Ewald Lienen, Thomas Doll und Ralf Rangnick sind die Trainer der Stunde. Bleibt die Frage: wie lange noch?

Mal sehen, was nun so zusammengeschrieben wird über Hannover 96 und Ewald Lienen, den, das nur so ganz nebenbei bemerkt, einstmals einzigen taz-Abonnenten aus der schillernden Gilde der Bundesligatrainer. Schließlich haben der für seine Zettelwirtschaft sowie seine durch und durch tugendhafte Lebenseinstellung ligaweit berüchtigte Fußballlehrer und die Seinen gerade mit 0:3 verloren beim FC Bayern, sind im Kampf um die Champions-League-Plätze somit doch arg ins Hintertreffen geraten – und haben als logische Folge aus alledem nun eine ganz schwere Woche vor der Nase: Am Dienstag kommen Dortmunder Borussen zum Pokalfight, am Samstag die Frechdachse von Aufsteiger Mainz 05. Und sollten sich Lienens Hannoveraner bei diesen Aufgaben allzu sehr verzetteln, wird manches sich schon wieder ins Gegenteil verkehren – und das Lob für fünf Siege in Folge ersatzlos gestrichen werden, schon um Platz zu schaffen für all die Kritik wegen dann dreier Niederlagen in Serie. So geht das in dieser Branche, und es spielt auch keine Rolle, dass die Gazetten gerade eben noch Lienens Mutation vom verbissenen Schulmeister zum flockigen Entertainer (SZ), der neuerdings sogar Fehler zugebe, als Grund für die jüngsten Erfolge gefeiert und als Folge dessen prompt das „neue Hannover“ ausgerufen haben. Klischee bleibt, so oder so, Klischee – und so richtig los wird Lienen das seine wohl nur, wenn er weiter gewinnt, am besten bis Saisonende. Fünf Siege in Folge reichen beim Fußballvolk jedenfalls nicht aus, zumal Lienen für kurzfristigen Erfolg ja schon immer gut war.

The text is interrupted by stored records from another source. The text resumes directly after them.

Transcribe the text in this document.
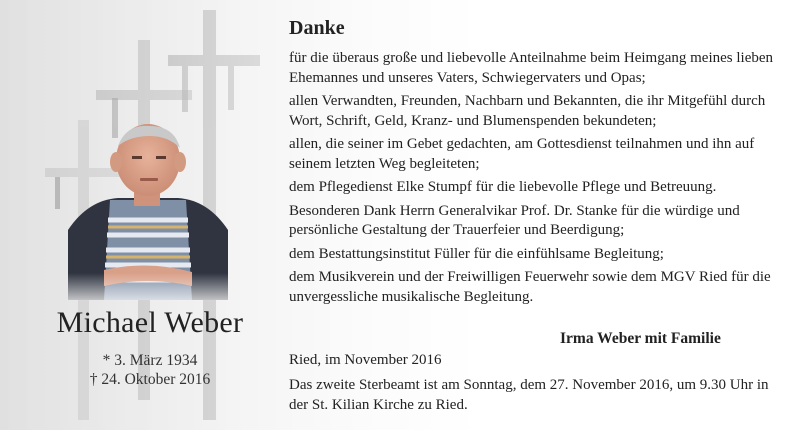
Michael Weber
* 3. März 1934
† 24. Oktober 2016
Danke

für die überaus große und liebevolle Anteilnahme beim Heimgang meines lieben Ehemannes und unseres Vaters, Schwiegervaters und Opas;

allen Verwandten, Freunden, Nachbarn und Bekannten, die ihr Mitgefühl durch Wort, Schrift, Geld, Kranz- und Blumenspenden bekundeten;

allen, die seiner im Gebet gedachten, am Gottesdienst teilnahmen und ihn auf seinem letzten Weg begleiteten;

dem Pflegedienst Elke Stumpf für die liebevolle Pflege und Betreuung.

Besonderen Dank Herrn Generalvikar Prof. Dr. Stanke für die würdige und persönliche Gestaltung der Trauerfeier und Beerdigung;

dem Bestattungsinstitut Füller für die einfühlsame Begleitung;

dem Musikverein und der Freiwilligen Feuerwehr sowie dem MGV Ried für die unvergessliche musikalische Begleitung.

Irma Weber mit Familie
Ried, im November 2016
Das zweite Sterbeamt ist am Sonntag, dem 27. November 2016, um 9.30 Uhr in der St. Kilian Kirche zu Ried.
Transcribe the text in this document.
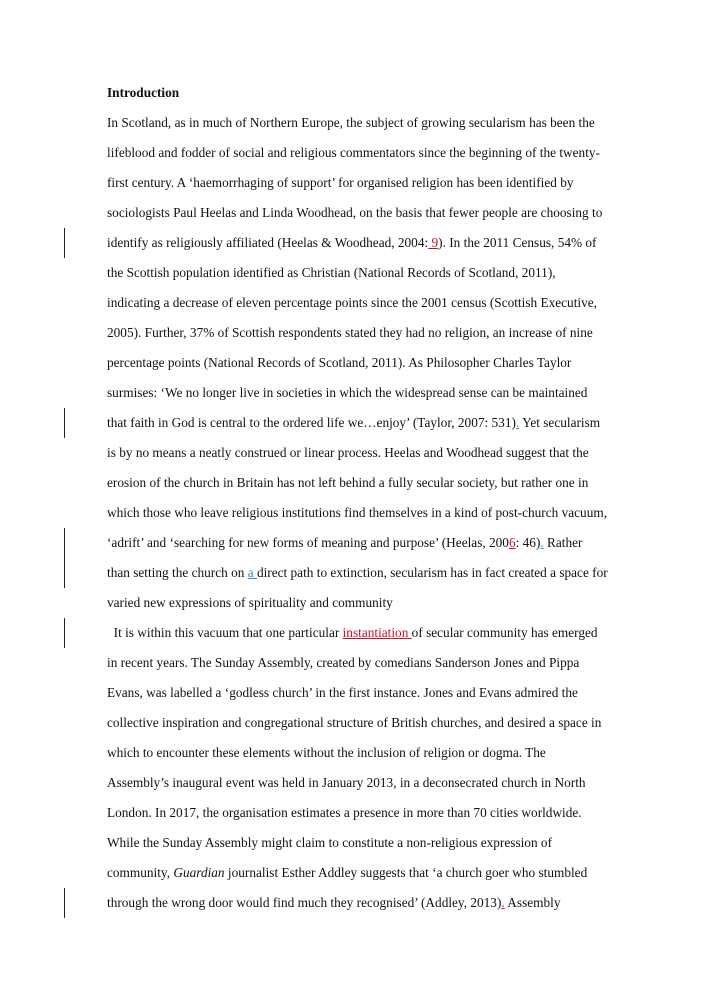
Introduction
In Scotland, as in much of Northern Europe, the subject of growing secularism has been the
lifeblood and fodder of social and religious commentators since the beginning of the twenty-
first century. A ‘haemorrhaging of support’ for organised religion has been identified by
sociologists Paul Heelas and Linda Woodhead, on the basis that fewer people are choosing to
identify as religiously affiliated (Heelas & Woodhead, 2004: 9). In the 2011 Census, 54% of
the Scottish population identified as Christian (National Records of Scotland, 2011),
indicating a decrease of eleven percentage points since the 2001 census (Scottish Executive,
2005). Further, 37% of Scottish respondents stated they had no religion, an increase of nine
percentage points (National Records of Scotland, 2011). As Philosopher Charles Taylor
surmises: ‘We no longer live in societies in which the widespread sense can be maintained
that faith in God is central to the ordered life we…enjoy’ (Taylor, 2007: 531). Yet secularism
is by no means a neatly construed or linear process. Heelas and Woodhead suggest that the
erosion of the church in Britain has not left behind a fully secular society, but rather one in
which those who leave religious institutions find themselves in a kind of post-church vacuum,
‘adrift’ and ‘searching for new forms of meaning and purpose’ (Heelas, 2006: 46). Rather
than setting the church on a direct path to extinction, secularism has in fact created a space for
varied new expressions of spirituality and community
It is within this vacuum that one particular instantiation of secular community has emerged
in recent years. The Sunday Assembly, created by comedians Sanderson Jones and Pippa
Evans, was labelled a ‘godless church’ in the first instance. Jones and Evans admired the
collective inspiration and congregational structure of British churches, and desired a space in
which to encounter these elements without the inclusion of religion or dogma. The
Assembly’s inaugural event was held in January 2013, in a deconsecrated church in North
London. In 2017, the organisation estimates a presence in more than 70 cities worldwide.
While the Sunday Assembly might claim to constitute a non-religious expression of
community, Guardian journalist Esther Addley suggests that ‘a church goer who stumbled
through the wrong door would find much they recognised’ (Addley, 2013). Assembly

Was in Hannover vorerst also bleibt, ist ein Hauch von Zweifel – und das ungute Gefühl, dass alles doch nur ein kurzfristiger Höhenflug sein könnte. Und auch auf Schalke und in Hamburg sollten sie sich trotz all der derzeitigen Euphorie die Frage stellen, wo der jüngste Erfolg so plötzlich herrührt – und ob er nicht ebenso plötzlich wieder schwinden kann. Stabil, das steht fest, ist er bei beiden Klubs noch nicht, weshalb man bis auf weiteres gut beraten scheint, das Wirken der beiden (neuen) Trainer zurückhaltend zu beurteilen. Bisher kann man Ralf Rangnick (Schalke) und Thomas Doll (HSV) jedenfalls nicht mehr attestieren, als keine allzu großen Fehler gemacht zu haben (was den Vereinsoberen zumindest ausreicht, um die nicht ganz kostengünstigen Trainerwechsel zu rechtfertigen).

Auch in Gladbach wäre man bis auf weiteres über einen solchen Lauf der Dinge hoch erfreut. Und siehe da: Spiel eins unter Dick Advocaat war zwar nicht schön anzusehen, endete aber immerhin mit einem Punktgewinn in Mainz. Ob auch das der Anfang einer wundersamen Serie ist oder gar von mehr, bleibt indes abzuwarten. Wie in Hannover, Hamburg und auf Schalke.